Kadam + Kadam Haat
From craft clusters to self-sustaining enterprises
Social Enterprise • Hybrid • B2B2C
West Bengal, Odisha, Uttar Pradesh, Jammu & Kashmir
Basketry & Weaving (natural materials)
STARTED IN 2006 & 2008
By Payal Nath, Rajesh Nath, Pooja Ratnakar
Baskets, Mats, Trays, Accessories
DID YOU KNOW?
Kadam trains artisans in sabai, moonj, sitalpati, bamboo, and wood crafts using local, natural materials.
By empowering semi-skilled women in villages, increasing their mobility, fostering independence and engaging local youth, Kadam is enabling self-reliance across dispersed rural districts.
Nirupama has a MA in Political Science from FM University, Balasore. In 2006, she turned up at the Kadam office in Kolkata. The misfortunes she had faced left her unable to manage even one square meal a day.
With Kadam’s support and training, she now runs the show, managing a crew of 115 craftswomen. As more and more women join her cluster, she continues to strengthen and empower the many women she has taken under her wing.
Kadam is a Society set up to address issues of semi-skilled rural artisans, living below the poverty line. To tackle this at the grassroots level, Kadam provides education and viable employment opportunities for young people in rural villages by creating small and medium enterprises that leverage local resources.
Kadam Haat was set up in 2008 as a social enterprise to help market products and services initiated by Kadam. With Kadam’s continuous training programs across design, planning, and organising, villages gradually transform into entrepreneurial hubs.
HOW IT WORKS
Generating sustainable livelihoods
Through upskilling opportunities in handmade
Eliminate rural-urban youth migration
By generating local employment opportunities
Empower women and youth
Through education and training in financially sustainable entrepreneurial practices
Harness traditional knowledge via use of local resources
Preserving cultural heritage, while improving standards of living in rural India
Connect rural producer → urban consumer
By generating demand for environmentally friendly, ethically handmade products
Working with rural communities throws up a unique set of challenges to overcome
Artisans perceive traders and middlemen as exploitative
Social taboos like caste-based hierarchies get in the way of building strong, cohesive teams
Festival and peak productive times coincide with monsoons and raw material unavailability
During harvesting season, a majority of the artisans are unavailable for extended periods of time
Men and women offered equal pay isn’t well-received by some communities
Cost of transporting products from rural villages to urban cities is very high
“To build a relationship of trust, it has to be a complete circular interaction. And that's how we work — we work with the community, the youth, and the women, always together. That's been our model."

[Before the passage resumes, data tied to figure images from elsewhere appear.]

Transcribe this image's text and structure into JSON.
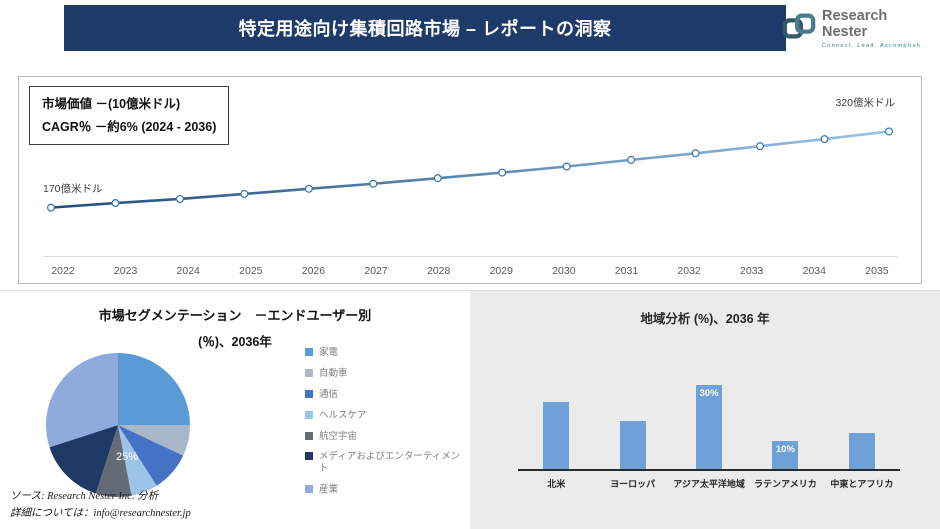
{
  "header": {
    "title": "特定用途向け集積回路市場 – レポートの洞察",
    "brand": "Research Nester",
    "tagline": "Connect. Lead. Accomplish."
  },
  "info_box": {
    "line1": "市場価値 －(10億米ドル)",
    "line2": "CAGR％ －約6% (2024 - 2036)"
  },
  "segmentation": {
    "title_line1": "市場セグメンテーション　－エンドユーザー別",
    "title_line2": "(％)、2036年"
  },
  "region": {
    "title": "地域分析 (%)、2036 年"
  },
  "footer": {
    "source": "ソース: Research Nester Inc. 分析",
    "contact": "詳細については：info@researchnester.jp"
  },
  "colors": {
    "header_navy": "#1e3a68",
    "bar_blue": "#6fa1d9",
    "line_gradient_from": "#1f4e79",
    "line_gradient_to": "#9dc3e6",
    "marker_stroke": "#2e75b6"
  },
  "chart_data": [
    {
      "type": "line",
      "title": "市場価値 －(10億米ドル)",
      "x": [
        2022,
        2023,
        2024,
        2025,
        2026,
        2027,
        2028,
        2029,
        2030,
        2031,
        2032,
        2033,
        2034,
        2035
      ],
      "values": [
        17,
        17.9,
        18.7,
        19.7,
        20.7,
        21.7,
        22.8,
        23.9,
        25.1,
        26.4,
        27.7,
        29.1,
        30.5,
        32
      ],
      "ylim": [
        12,
        38
      ],
      "start_label": "170億米ドル",
      "end_label": "320億米ドル",
      "ylabel": "10億米ドル",
      "cagr": "約6% (2024 - 2036)"
    },
    {
      "type": "pie",
      "title": "市場セグメンテーション －エンドユーザー別 (％)、2036年",
      "labels": [
        "家電",
        "自動車",
        "通信",
        "ヘルスケア",
        "航空宇宙",
        "メディアおよびエンターティメント",
        "産業"
      ],
      "values": [
        25,
        7,
        9,
        6,
        8,
        15,
        30
      ],
      "colors": [
        "#5b9bd5",
        "#a9b8c9",
        "#4472c4",
        "#9dc3e6",
        "#636b77",
        "#1f3864",
        "#8faadc"
      ],
      "annotation": "25%"
    },
    {
      "type": "bar",
      "title": "地域分析 (%)、2036 年",
      "categories": [
        "北米",
        "ヨーロッパ",
        "アジア太平洋地域",
        "ラテンアメリカ",
        "中東とアフリカ"
      ],
      "values": [
        24,
        17,
        30,
        10,
        13
      ],
      "bar_labels": [
        "",
        "",
        "30%",
        "10%",
        ""
      ],
      "color": "#6fa1d9",
      "ylim": [
        0,
        35
      ]
    }
  ]
}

— PAYAL NATH, CO-FOUNDER, KADAM
The USP of Kadam’s model is that profits from Kadam Haat go to the entire team, not individual artisans. The women in the team may want a library for their children or solar lamps for their village. Even if it is ₹20,000, social empowerment goes hand in hand with economic empowerment.
6,000+ artisans provided with livelihoods
10% - 33% rise in rural women's income
12 artisan-led enterprises have been set up with Kadam's help
“I want to have a home of my own someday and educate my two daughters the way my father educated me. I started with 2 craftswomen and today, I manage a crew of 115 women artisans! I hope I can continue to strengthen and empower the many women who join my cluster in the same way Kadam empowered me by taking me under their wing."

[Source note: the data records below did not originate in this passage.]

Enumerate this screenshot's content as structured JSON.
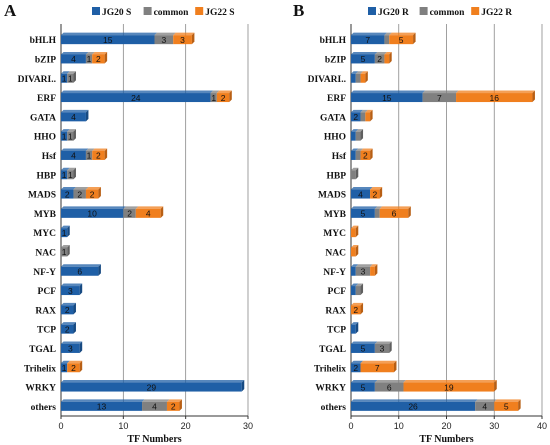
{
  "colors": {
    "JG20": "#1f5fa6",
    "JG20_dark": "#174a82",
    "common": "#808080",
    "common_dark": "#5f5f5f",
    "JG22": "#f07f1e",
    "JG22_dark": "#b85f14",
    "gridline": "#888888"
  },
  "chart_data": [
    {
      "panel": "A",
      "type": "bar",
      "stacked": true,
      "orientation": "horizontal",
      "xlabel": "TF Numbers",
      "xlim": [
        0,
        30
      ],
      "xticks": [
        0,
        10,
        20,
        30
      ],
      "grid": "vertical",
      "legend_position": "top",
      "categories": [
        "bHLH",
        "bZIP",
        "DIVARI..",
        "ERF",
        "GATA",
        "HHO",
        "Hsf",
        "HBP",
        "MADS",
        "MYB",
        "MYC",
        "NAC",
        "NF-Y",
        "PCF",
        "RAX",
        "TCP",
        "TGAL",
        "Trihelix",
        "WRKY",
        "others"
      ],
      "series": [
        {
          "name": "JG20 S",
          "key": "JG20",
          "values": [
            15,
            4,
            1,
            24,
            4,
            1,
            4,
            1,
            2,
            10,
            1,
            0,
            6,
            3,
            2,
            2,
            3,
            1,
            29,
            13
          ]
        },
        {
          "name": "common",
          "key": "common",
          "values": [
            3,
            1,
            1,
            1,
            0,
            1,
            1,
            1,
            2,
            2,
            0,
            1,
            0,
            0,
            0,
            0,
            0,
            0,
            0,
            4
          ]
        },
        {
          "name": "JG22 S",
          "key": "JG22",
          "values": [
            3,
            2,
            0,
            2,
            0,
            0,
            2,
            0,
            2,
            4,
            0,
            0,
            0,
            0,
            0,
            0,
            0,
            2,
            0,
            2
          ]
        }
      ]
    },
    {
      "panel": "B",
      "type": "bar",
      "stacked": true,
      "orientation": "horizontal",
      "xlabel": "TF Numbers",
      "xlim": [
        0,
        40
      ],
      "xticks": [
        0,
        10,
        20,
        30,
        40
      ],
      "grid": "vertical",
      "legend_position": "top",
      "categories": [
        "bHLH",
        "bZIP",
        "DIVARI..",
        "ERF",
        "GATA",
        "HHO",
        "Hsf",
        "HBP",
        "MADS",
        "MYB",
        "MYC",
        "NAC",
        "NF-Y",
        "PCF",
        "RAX",
        "TCP",
        "TGAL",
        "Trihelix",
        "WRKY",
        "others"
      ],
      "series": [
        {
          "name": "JG20 R",
          "key": "JG20",
          "values": [
            7,
            5,
            1,
            15,
            2,
            1,
            1,
            0,
            4,
            5,
            0,
            0,
            1,
            1,
            0,
            1,
            5,
            2,
            5,
            26
          ]
        },
        {
          "name": "common",
          "key": "common",
          "values": [
            1,
            2,
            1,
            7,
            1,
            1,
            1,
            1,
            0,
            1,
            0,
            0,
            3,
            1,
            0,
            0,
            3,
            0,
            6,
            4
          ]
        },
        {
          "name": "JG22 R",
          "key": "JG22",
          "values": [
            5,
            1,
            1,
            16,
            1,
            0,
            2,
            0,
            2,
            6,
            1,
            1,
            1,
            0,
            2,
            0,
            0,
            7,
            19,
            5
          ]
        }
      ]
    }
  ]
}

— NIRUPAMA PATRA, CLUSTER HEAD, BALIAPAL, ODISHA
Reducing rural-urban migration for menial jobs, addressing crime, violence, and other social problems
“I have started living my life of dreams. Working with Kadam has made my life so productive that I have started believing in utopia. I work in 2 blocks with the cooperation of 70-80 women. We have seen how women now prefer to work with our organisation instead of farming. We have made roti baskets, towel baskets, and have also learned the organic dyeing techniques with 10-15 days of training.”

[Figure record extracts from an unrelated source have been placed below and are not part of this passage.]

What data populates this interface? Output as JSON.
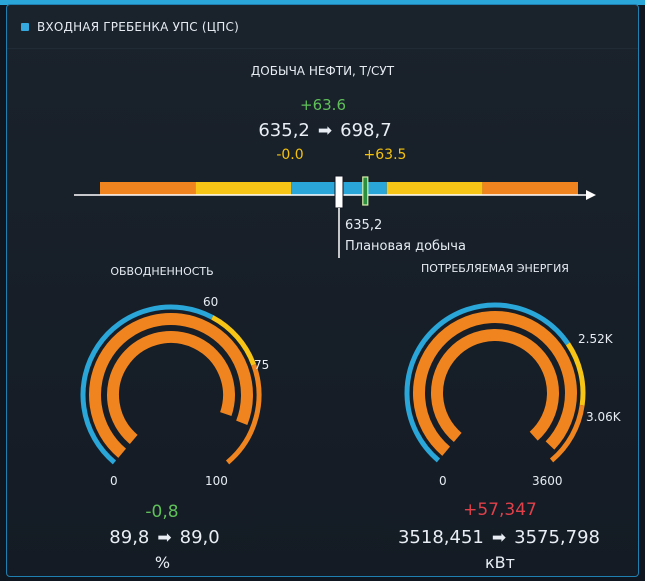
{
  "header": {
    "title": "ВХОДНАЯ ГРЕБЕНКА УПС (ЦПС)",
    "marker_color": "#35a9de"
  },
  "oil": {
    "title": "ДОБЫЧА НЕФТИ, Т/СУТ",
    "delta": "+63.6",
    "from": "635,2",
    "to": "698,7",
    "delta_left": "-0.0",
    "delta_right": "+63.5",
    "plan_value": "635,2",
    "plan_label": "Плановая добыча",
    "bar_segments": [
      {
        "color": "#f0851f",
        "from": 0.0,
        "to": 0.2
      },
      {
        "color": "#f6c515",
        "from": 0.2,
        "to": 0.4
      },
      {
        "color": "#2aa6d8",
        "from": 0.4,
        "to": 0.6
      },
      {
        "color": "#f6c515",
        "from": 0.6,
        "to": 0.8
      },
      {
        "color": "#f0851f",
        "from": 0.8,
        "to": 1.0
      }
    ],
    "plan_marker": 0.5,
    "current_marker": 0.555
  },
  "water_cut": {
    "title": "ОБВОДНЕННОСТЬ",
    "tick_min": "0",
    "tick_60": "60",
    "tick_75": "75",
    "tick_max": "100",
    "delta": "-0,8",
    "from": "89,8",
    "to": "89,0",
    "unit": "%",
    "value_from": 89.8,
    "value_to": 89.0,
    "scale_min": 0,
    "scale_max": 100,
    "threshold_warn": 60,
    "threshold_alarm": 75
  },
  "energy": {
    "title": "ПОТРЕБЛЯЕМАЯ ЭНЕРГИЯ",
    "tick_min": "0",
    "tick_warn": "2.52K",
    "tick_alarm": "3.06K",
    "tick_max": "3600",
    "delta": "+57,347",
    "from": "3518,451",
    "to": "3575,798",
    "unit": "кВт",
    "value_from": 3518.451,
    "value_to": 3575.798,
    "scale_min": 0,
    "scale_max": 3600,
    "threshold_warn": 2520,
    "threshold_alarm": 3060
  },
  "colors": {
    "blue": "#2aa6d8",
    "yellow": "#f6c515",
    "orange": "#f0851f",
    "green": "#5fc05a",
    "red": "#e0404a",
    "axis": "#ffffff"
  }
}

— SURJO, CLUSTER HEAD, MIDNAPORE, W. BENGAL
Promoting child development and reducing malnutrition
Responsible use of locally available and sustainable natural resources
Use of affordable clean energy solutions
“The partnership with the individual, the partnership with the family, the partnership with the society, the partnership with the governments within that panchayat or society can be formal or informal but it’s mostly informal. To put it briefly, our model emotes."